In this tutorial, we are going to cover the other component of the MapReduce process i.e. Hadoop MapReduce InputFormat. We will discuss What is InputFormat in Hadoop, What functionalities are offered by MapReduce InputFormat. We will also cover the types of InputFormat in MapReduce, and how to get the data from the mapper using InputFormat.
What is Hadoop MapReduce InputFormat?
Hadoop InputFormat illustrates the input-specification for the execution of the Map-Reduce job.
InputFormat illustrates how to divide and read input files. In MapReduce job execution, InputFormat is the initial step. It is also accountable for creating the input splits and dividing them into records.
Input files store the data for MapReduce job. Input files reside in HDFS. Though these files format is random, we can also use line-based log files and binary format. Therefore, In MapReduce, InputFormat class is one of the fundamental classes which offers below functionality:
• InputFormat selects the files or other objects for input.
• It also defines the Data splits. It defines both the size of individual Map tasks and its possible execution server.
• Hadoop InputFormat defines the RecordReader. It is also accountable for reading actual records from the input files.
How we get the data from Mapper?
Procedures to get the data from mapper are getsplits() and createRecordReader() which are as below:
1. public abstract class InputFormat<K, V>
2. {
3. public abstract List<InputSplit> getSplits(JobContext context)

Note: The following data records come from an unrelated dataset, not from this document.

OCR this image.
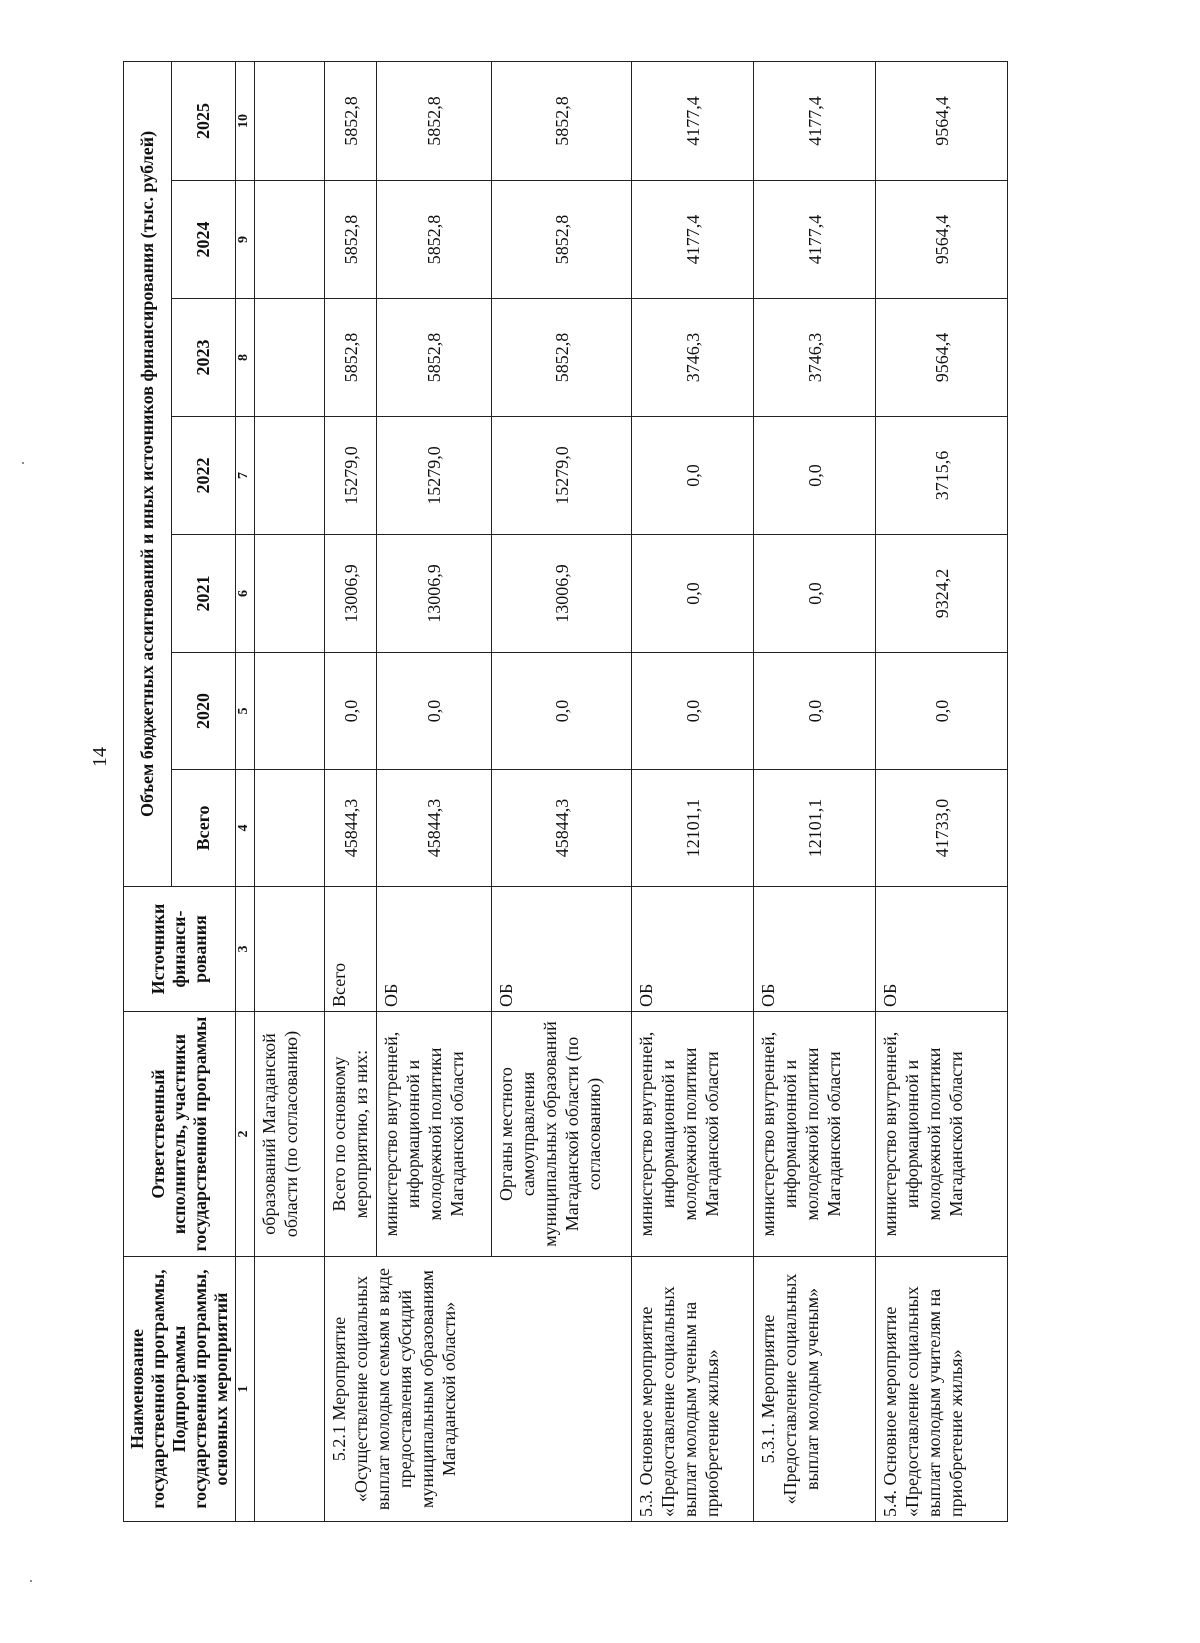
14
Наименование государственной программы, Подпрограммы государственной программы, основных мероприятий	Ответственный исполнитель, участники государственной программы	Источники финанси-рования	Объем бюджетных ассигнований и иных источников финансирования (тыс. рублей)						
			Всего	2020	2021	2022	2023	2024	2025
1	2	3	4	5	6	7	8	9	10
	образований Магаданской области (по согласованию)								
5.2.1 Мероприятие «Осуществление социальных выплат молодым семьям в виде предоставления субсидий муниципальным образованиям Магаданской области»	Всего по основному мероприятию, из них:	Всего	45844,3	0,0	13006,9	15279,0	5852,8	5852,8	5852,8
	министерство внутренней, информационной и молодежной политики Магаданской области	ОБ	45844,3	0,0	13006,9	15279,0	5852,8	5852,8	5852,8
	Органы местного самоуправления муниципальных образований Магаданской области (по согласованию)	ОБ	45844,3	0,0	13006,9	15279,0	5852,8	5852,8	5852,8
5.3. Основное мероприятие «Предоставление социальных выплат молодым ученым на приобретение жилья»	министерство внутренней, информационной и молодежной политики Магаданской области	ОБ	12101,1	0,0	0,0	0,0	3746,3	4177,4	4177,4
5.3.1. Мероприятие «Предоставление социальных выплат молодым ученым»	министерство внутренней, информационной и молодежной политики Магаданской области	ОБ	12101,1	0,0	0,0	0,0	3746,3	4177,4	4177,4
5.4. Основное мероприятие «Предоставление социальных выплат молодым учителям на приобретение жилья»	министерство внутренней, информационной и молодежной политики Магаданской области	ОБ	41733,0	0,0	9324,2	3715,6	9564,4	9564,4	9564,4
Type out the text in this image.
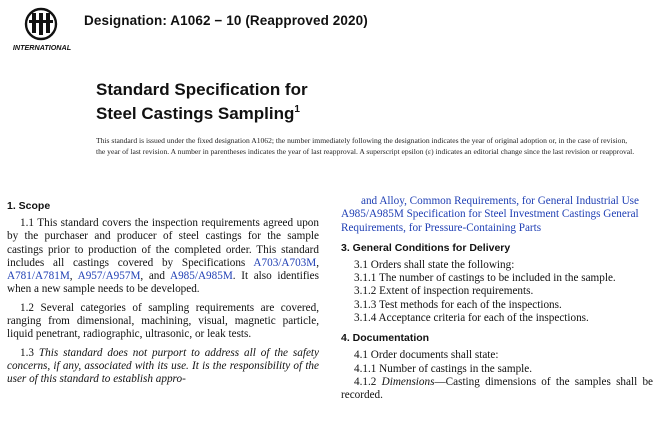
INTERNATIONAL
Designation: A1062 − 10 (Reapproved 2020)
Standard Specification for
Steel Castings Sampling$^1$
This standard is issued under the fixed designation A1062; the number immediately following the designation indicates the year of original adoption or, in the case of revision, the year of last revision. A number in parentheses indicates the year of last reapproval. A superscript epsilon (ε) indicates an editorial change since the last revision or reapproval.
1. Scope

1.1 This standard covers the inspection requirements agreed upon by the purchaser and producer of steel castings for the sample castings prior to production of the completed order. This standard includes all castings covered by Specifications A703/A703M, A781/A781M, A957/A957M, and A985/A985M. It also identifies when a new sample needs to be developed.

1.2 Several categories of sampling requirements are covered, ranging from dimensional, machining, visual, magnetic particle, liquid penetrant, radiographic, ultrasonic, or leak tests.

1.3 This standard does not purport to address all of the safety concerns, if any, associated with its use. It is the responsibility of the user of this standard to establish appro-

and Alloy, Common Requirements, for General Industrial Use
A985/A985M Specification for Steel Investment Castings General Requirements, for Pressure-Containing Parts
3. General Conditions for Delivery
3.1 Orders shall state the following:
3.1.1 The number of castings to be included in the sample.
3.1.2 Extent of inspection requirements.
3.1.3 Test methods for each of the inspections.
3.1.4 Acceptance criteria for each of the inspections.
4. Documentation
4.1 Order documents shall state:
4.1.1 Number of castings in the sample.

4.1.2 Dimensions—Casting dimensions of the samples shall be recorded.
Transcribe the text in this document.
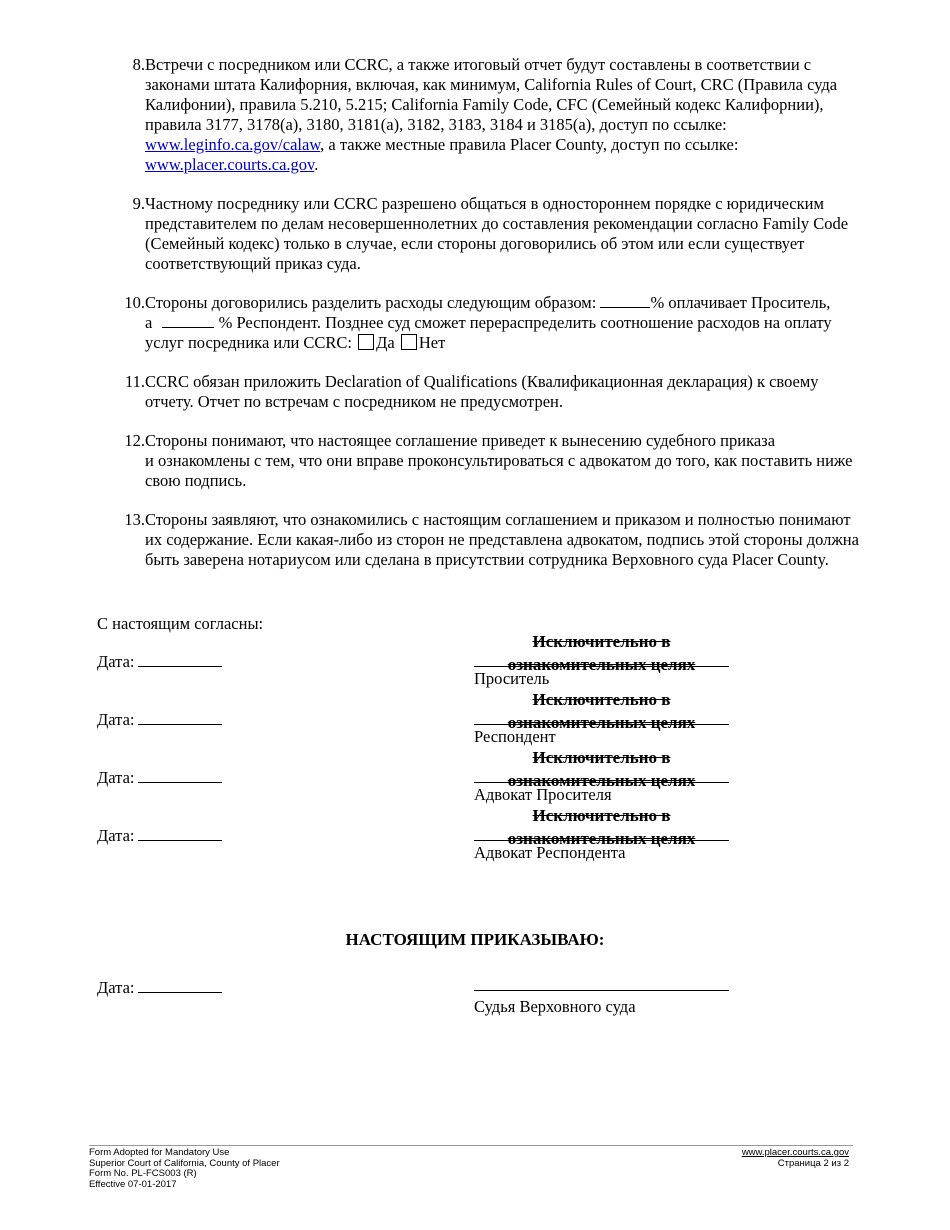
8. Встречи с посредником или CCRC, а также итоговый отчет будут составлены в соответствии с законами штата Калифорния, включая, как минимум, California Rules of Court, CRC (Правила суда Калифонии), правила 5.210, 5.215; California Family Code, CFC (Семейный кодекс Калифорнии), правила 3177, 3178(a), 3180, 3181(a), 3182, 3183, 3184 и 3185(a), доступ по ссылке: www.leginfo.ca.gov/calaw, а также местные правила Placer County, доступ по ссылке:
www.placer.courts.ca.gov.
9. Частному посреднику или CCRC разрешено общаться в одностороннем порядке с юридическим представителем по делам несовершеннолетних до составления рекомендации согласно Family Code (Семейный кодекс) только в случае, если стороны договорились об этом или если существует соответствующий приказ суда.
10. Стороны договорились разделить расходы следующим образом:	% оплачивает Проситель,
а	% Респондент. Позднее суд сможет перераспределить соотношение расходов на оплату услуг посредника или CCRC: Да Нет
11. CCRC обязан приложить Declaration of Qualifications (Квалификационная декларация) к своему отчету. Отчет по встречам с посредником не предусмотрен.
12. Стороны понимают, что настоящее соглашение приведет к вынесению судебного приказа
и ознакомлены с тем, что они вправе проконсультироваться с адвокатом до того, как поставить ниже свою подпись.
13. Стороны заявляют, что ознакомились с настоящим соглашением и приказом и полностью понимают их содержание. Если какая-либо из сторон не представлена адвокатом, подпись этой стороны должна быть заверена нотариусом или сделана в присутствии сотрудника Верховного суда Placer County.
С настоящим согласны:
Дата:
Исключительно в
ознакомительных целях
Проситель
Дата:
Исключительно в
ознакомительных целях
Респондент
Дата:
Исключительно в
ознакомительных целях
Адвокат Просителя
Дата:
Исключительно в
ознакомительных целях
Адвокат Респондента
НАСТОЯЩИМ ПРИКАЗЫВАЮ:
Дата:
Судья Верховного суда
Form Adopted for Mandatory Use
Superior Court of California, County of Placer
Form No. PL-FCS003 (R)
Effective 07-01-2017
www.placer.courts.ca.gov
Страница 2 из 2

4. throws IOException, InterruptedException;
5. public abstract RecordReader<K, V>
6. createRecordReader(InputSplit split,
7. TaskAttemptContext context) throws IOException,
8. InterruptedException;
9. }
Types of InputFormat in MapReduce
There are different types of MapReduce InputFormat in Hadoop which are used for different purposes. Let us discuss the Hadoop InputFormat types below:
FileInputFormat
FileInputFormat is the source class for all file-based InputFormats. FileInputFormat also specifies the input directory which has data files location. When we initiate a MapReduce job execution, FileInputFormat offers a path containing files to read. This InpuFormat will read all files. Then it splits these files into one or more InputSplits.
TextInputFormat
It is the default InputFormat. This InputFormat considers each line of each input file as a separate record. It does no parsing. TextInputFormat is useful for unformatted data or line-based records like log files. Therefore,
• Key – It is the byte offset of the beginning of the line within the file (not whole file one split). Hence it will be unique if combined with the file name.
• Value – It is the subject of the line. It excludes line terminators.
KeyValueTextInputFormat
It is similar to TextInputFormat. This InputFormat also considers each line of input as a separate record. While the difference is that TextInputFormat considers the entire line as the value, but the KeyValueTextInputFormat divides the line itself into key and value by a tab character (‘/t’). Hence,
• Key – The whole thing up to the tab character.
• Value – Value is the remaining part of the line after tab character.
SequenceFileInputFormat
It is an InputFormat that reads sequence files. Sequence files are binary files. These files also store sequences of binary key-value pairs. These are block-compressed and offer direct serialization and deserialization of several random data. Hence,
Key & Value both are user-defined.
SequenceFileAsTextInputFormat
It is the variant of SequenceFileInputFormat. This format transforms the sequence file key values to Text objects. Hence, it performs conversion by calling ‘tostring()’ on the keys and values. Therefore, SequenceFileAsTextInputFormat makes sequence files suitable input for streaming.
SequenceFileAsBinaryInputFormat
By utilizing SequenceFileInputFormat we can obtain the sequence file’s keys and values as an opaque binary object.
NlineInputFormat
It is the other form of TextInputFormat where the keys are byte offset of the line. And values are contents of the line. Hence, each mapper receives a variable number of lines of input with TextInputFormat and KeyValueTextInputFormat. The number relies on the size of the split. Moreover, it relies on the length of the lines. Therefore, if we want our mapper to receive a fixed number of lines of input, then we use NLineInputFormat.
N- It is the number of lines of input that each mapper accepts.
By default (N=1), each mapper accepts exactly one line of input.
Suppose N=2, then each split contains two lines. So, one mapper accepts the first two Key-Value pairs. Another mapper accepts the second two key-value pairs.
DBInputFormat
This InputFormat reads data from a relational database, using JDBC. It also inserts small datasets, perhaps for joining with large datasets from HDFS using various Inputs. Hence,
• Key – LongWritables
• Value – DBWritables.
Conclusion
Hence, InputFormat defines how to read data from a file into the Mapper instances. In this tutorial, we have learned many types of InputFormat like FileInputFormat, TextInputFormat, etc. The default input format is TextInputFormat.